Roadmap 2018-2050 as design model

The research with the GTF and the reflections of architects and housing associations, focussed on balancing sustainability and cultural values in the energy efficient renovation of post-war walk-up apartment buildings. The results showed that tenants prefer the existing street façade and floor plan. The adaptions they chose were to improve the quality of the existing floorplans. They wanted updated kitchen, bathroom and toilet areas, and their narrow balcony on the garden side replaced by a larger glass covered balcony.

Furthermore, the research showed that label B in combination with a regional and open heat network is the most likely approach to provide heat, even though carbon neutrality is still a possibility because of the use of EfW as a source.
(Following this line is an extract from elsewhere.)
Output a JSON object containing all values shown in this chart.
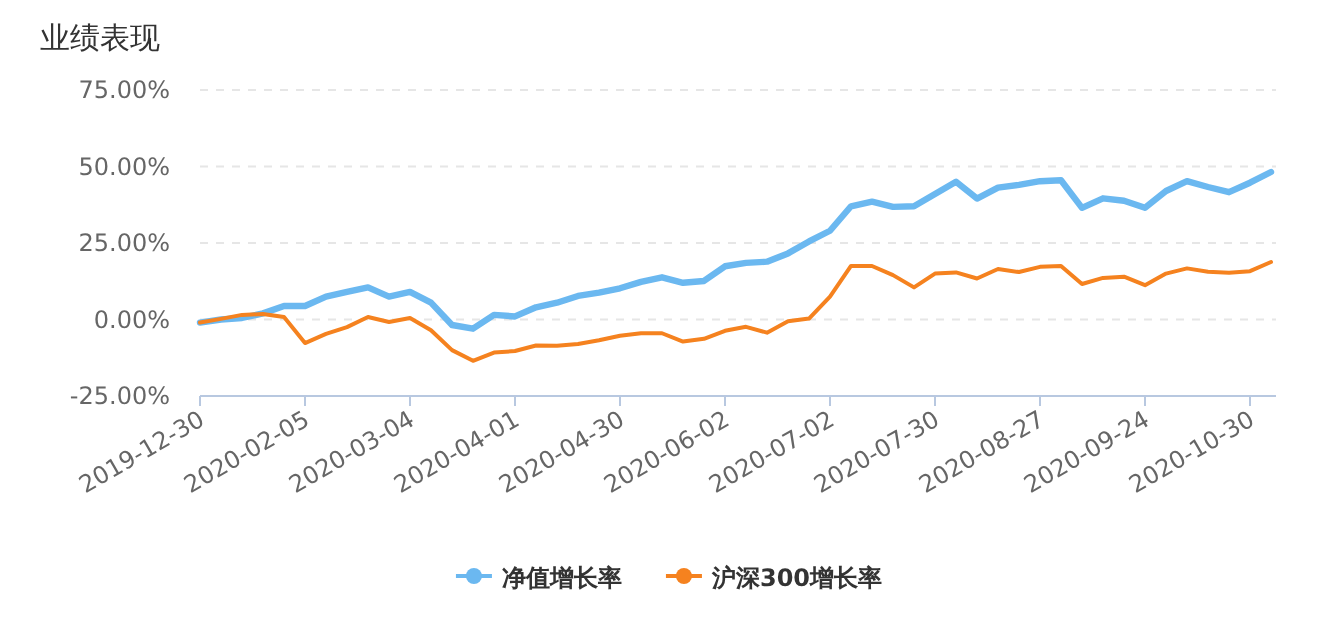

In that case, it is not necessary to make radical changes to the façade.

The most important conclusion is that the deep renovation of post-war apartment buildings with respect to architectural values is feasible regarding the street façade. With just minor adaptions to the street façade, label B is possible. Adaptions to the façade on the garden side are likely because of user preference, extending space, adding service space and insulating a part of the façade. Because the difference between post-war subtypes 3 and 4, for example, mainly concerned the façade, we drew this conclusion for all post-war walk-up apartment buildings.
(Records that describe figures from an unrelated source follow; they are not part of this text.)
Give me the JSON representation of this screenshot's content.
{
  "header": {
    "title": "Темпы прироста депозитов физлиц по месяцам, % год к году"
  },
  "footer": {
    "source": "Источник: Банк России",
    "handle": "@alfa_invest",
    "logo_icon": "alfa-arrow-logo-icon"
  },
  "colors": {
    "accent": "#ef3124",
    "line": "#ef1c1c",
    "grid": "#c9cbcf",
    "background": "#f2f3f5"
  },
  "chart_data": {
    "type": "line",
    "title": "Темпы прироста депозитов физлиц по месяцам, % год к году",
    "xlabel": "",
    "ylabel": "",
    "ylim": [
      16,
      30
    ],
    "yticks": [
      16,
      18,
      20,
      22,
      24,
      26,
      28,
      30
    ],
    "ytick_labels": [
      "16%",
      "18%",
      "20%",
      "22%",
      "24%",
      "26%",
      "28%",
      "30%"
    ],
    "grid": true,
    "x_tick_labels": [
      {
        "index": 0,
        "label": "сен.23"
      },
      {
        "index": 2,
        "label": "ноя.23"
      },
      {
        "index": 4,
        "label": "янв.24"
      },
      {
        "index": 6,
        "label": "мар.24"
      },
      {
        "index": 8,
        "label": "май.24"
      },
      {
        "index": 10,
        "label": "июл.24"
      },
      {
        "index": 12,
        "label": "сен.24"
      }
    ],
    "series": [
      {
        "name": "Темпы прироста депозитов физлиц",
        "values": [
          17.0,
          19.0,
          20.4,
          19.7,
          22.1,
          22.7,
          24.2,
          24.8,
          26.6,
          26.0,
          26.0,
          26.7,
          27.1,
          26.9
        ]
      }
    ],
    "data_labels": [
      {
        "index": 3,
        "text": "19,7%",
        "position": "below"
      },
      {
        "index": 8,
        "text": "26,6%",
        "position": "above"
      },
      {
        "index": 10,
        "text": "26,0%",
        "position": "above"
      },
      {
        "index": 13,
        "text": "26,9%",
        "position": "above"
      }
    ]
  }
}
During workshops with housing associations and renovation architects, the conclusion was translated into a strategy and visualised in a roadmap (Roadmap 2018–50). The best and most feasible approach is to adapt post-war walk-up apartment buildings in an inhabited state in three intervention steps.

Intervention step 1 - building renovation in inhabited state. Adapt the building skin and reduce the energy demand, assuming label B or A. Change individual heating to collective block heating with natural gas, with a service plant in the basement or garden. Change natural ventilation to mechanical ventilation with CO2 and moisture detection. Add glass covered balconies on the garden side with new service spaces, pipes and ducts. Replace consumer units. Add dwellings on the ground floor, replacing the storage space; add apartments on the roof. Tenants could choose visible sustainability measures such as a solar collector or PV panels on the roof.
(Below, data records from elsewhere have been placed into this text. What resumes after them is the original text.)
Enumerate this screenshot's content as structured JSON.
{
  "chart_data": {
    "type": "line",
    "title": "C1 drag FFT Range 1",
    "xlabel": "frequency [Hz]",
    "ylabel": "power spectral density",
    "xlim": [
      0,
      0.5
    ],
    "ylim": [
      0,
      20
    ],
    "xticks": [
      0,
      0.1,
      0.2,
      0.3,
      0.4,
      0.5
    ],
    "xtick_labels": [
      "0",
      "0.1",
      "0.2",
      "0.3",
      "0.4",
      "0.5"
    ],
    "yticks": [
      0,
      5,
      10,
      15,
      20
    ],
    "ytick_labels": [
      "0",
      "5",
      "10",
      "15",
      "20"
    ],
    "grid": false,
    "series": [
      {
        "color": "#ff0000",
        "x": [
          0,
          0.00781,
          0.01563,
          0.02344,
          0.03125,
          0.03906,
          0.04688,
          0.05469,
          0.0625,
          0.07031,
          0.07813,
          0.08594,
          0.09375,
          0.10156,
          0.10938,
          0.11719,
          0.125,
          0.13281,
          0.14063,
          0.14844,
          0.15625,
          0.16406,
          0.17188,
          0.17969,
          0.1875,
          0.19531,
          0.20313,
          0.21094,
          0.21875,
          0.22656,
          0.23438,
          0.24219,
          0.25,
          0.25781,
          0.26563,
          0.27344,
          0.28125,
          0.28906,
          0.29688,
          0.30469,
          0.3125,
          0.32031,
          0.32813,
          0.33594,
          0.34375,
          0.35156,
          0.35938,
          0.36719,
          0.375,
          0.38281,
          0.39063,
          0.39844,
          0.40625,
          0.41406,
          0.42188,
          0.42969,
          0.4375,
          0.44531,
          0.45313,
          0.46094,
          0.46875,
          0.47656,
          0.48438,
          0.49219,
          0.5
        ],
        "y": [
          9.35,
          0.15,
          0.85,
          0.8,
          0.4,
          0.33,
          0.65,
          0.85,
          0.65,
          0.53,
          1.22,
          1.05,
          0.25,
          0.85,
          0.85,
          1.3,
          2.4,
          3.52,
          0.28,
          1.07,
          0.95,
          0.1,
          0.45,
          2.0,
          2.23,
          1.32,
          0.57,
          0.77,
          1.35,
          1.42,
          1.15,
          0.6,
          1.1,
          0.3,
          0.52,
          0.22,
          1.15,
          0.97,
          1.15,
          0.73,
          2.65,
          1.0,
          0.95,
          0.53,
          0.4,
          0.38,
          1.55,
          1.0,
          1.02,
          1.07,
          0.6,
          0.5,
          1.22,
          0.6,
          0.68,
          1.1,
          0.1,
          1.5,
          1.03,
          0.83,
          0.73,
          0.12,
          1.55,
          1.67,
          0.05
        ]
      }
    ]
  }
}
Intervention step 2 - apartment renovation or adaption in uninhabited state, when a tenant moves elsewhere. Improve or redesign the kitchen, bathroom, toilet and storage. Make a floating floor and reduce noise between apartments. Profit: new tenants will pay rent according to the new rating system introduced by the Housing Act 2015. On the other hand, a tenant with a medium income who left the dwelling was paying more rent than the regulations require from low-income tenants.

Intervention step 3 - exchange heat and energy source when the layout of a regional open heat network in the neighbourhood is ready, or when a smart grid with enough capacity is available. Then connect the building to the distribution network, and disconnect natural gas.